White House Deputy Press Secretary
- In office March 1, 2021 – September 9, 2022 Serving with Karine Jean-Pierre & Andrew Bates
- President: Joe Biden
- Leader: Jen Psaki Karine Jean-Pierre
- Preceded by: TJ Ducklo
- Succeeded by: Emilie Simons

Personal details
- Party: Democratic
- Education: Michigan State University (BA) Santa Barbara and Ventura Colleges of Law (JD)

= Chris Meagher =

American political advisor

Chris Meagher is an American political advisor for former President Joe Biden. He was previously appointed to serve as Assistant to the Secretary of Defense for Public Affairs under Secretary of Defense Lloyd Austin on September 9, 2022. He previously served as a White House Deputy Press Secretary in the Biden administration beginning March 1, 2021, succeeding TJ Ducklo. He also served as a senior public affairs official for Secretary of Transportation Pete Buttigieg.

== Early life and education ==
A native of Michigan, Meagher earned a Bachelor of Arts degree in journalism from Michigan State University. He then earned a Juris Doctor from the Santa Barbara & Ventura Colleges of Law.

== Career ==
Meagher began his career as a journalist, working for WILX-TV, The State News, The Modesto Bee, the Santa Barbara Daily Sound, and the Santa Barbara Independent. He then became the communications director for Congresswoman Lois Capps. Meagher was also a communications manager for General Motors and served as a senior communications advisor for the Colorado Democratic Party and Montana Democratic Party. In 2018, Meagher worked on Senator Jon Tester's re-election campaign as communications director. From March to June 2020, Meagher was briefly a communications advisor for Michigan Governor Gretchen Whitmer.

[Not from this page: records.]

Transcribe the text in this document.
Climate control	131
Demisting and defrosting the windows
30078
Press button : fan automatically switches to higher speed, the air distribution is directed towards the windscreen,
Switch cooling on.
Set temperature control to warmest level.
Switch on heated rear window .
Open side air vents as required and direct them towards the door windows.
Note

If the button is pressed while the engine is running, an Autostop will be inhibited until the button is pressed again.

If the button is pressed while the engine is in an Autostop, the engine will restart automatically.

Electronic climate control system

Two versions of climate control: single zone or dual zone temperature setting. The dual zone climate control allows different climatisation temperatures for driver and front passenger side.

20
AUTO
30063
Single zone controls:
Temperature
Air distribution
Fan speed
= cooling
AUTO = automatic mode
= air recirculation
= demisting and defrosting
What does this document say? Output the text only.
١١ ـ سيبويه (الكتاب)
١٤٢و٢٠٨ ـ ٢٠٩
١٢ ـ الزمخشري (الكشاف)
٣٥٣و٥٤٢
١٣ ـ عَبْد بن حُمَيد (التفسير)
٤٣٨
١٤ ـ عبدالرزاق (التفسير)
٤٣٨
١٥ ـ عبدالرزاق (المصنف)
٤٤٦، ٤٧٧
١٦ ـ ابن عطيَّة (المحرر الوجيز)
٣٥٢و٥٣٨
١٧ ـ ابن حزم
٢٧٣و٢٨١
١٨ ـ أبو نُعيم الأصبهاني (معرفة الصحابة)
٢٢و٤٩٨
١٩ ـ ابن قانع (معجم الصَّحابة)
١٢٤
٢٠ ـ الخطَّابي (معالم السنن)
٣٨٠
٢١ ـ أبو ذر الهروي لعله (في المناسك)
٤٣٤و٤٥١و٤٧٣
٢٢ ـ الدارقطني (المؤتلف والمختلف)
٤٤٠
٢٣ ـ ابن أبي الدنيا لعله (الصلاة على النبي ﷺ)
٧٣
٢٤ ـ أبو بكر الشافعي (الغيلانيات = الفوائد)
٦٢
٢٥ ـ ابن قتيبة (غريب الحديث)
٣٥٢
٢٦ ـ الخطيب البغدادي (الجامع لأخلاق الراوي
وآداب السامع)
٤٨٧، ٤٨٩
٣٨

Meagher previously worked as the national press secretary for the Pete Buttigieg 2020 presidential campaign and joined the United States Department of Transportation as deputy director of public affairs in February 2021 after Buttigieg was confirmed as secretary.

Meagher was one of four aides who hid Defense Secretary Lloyd Austin's hospitalization from the public.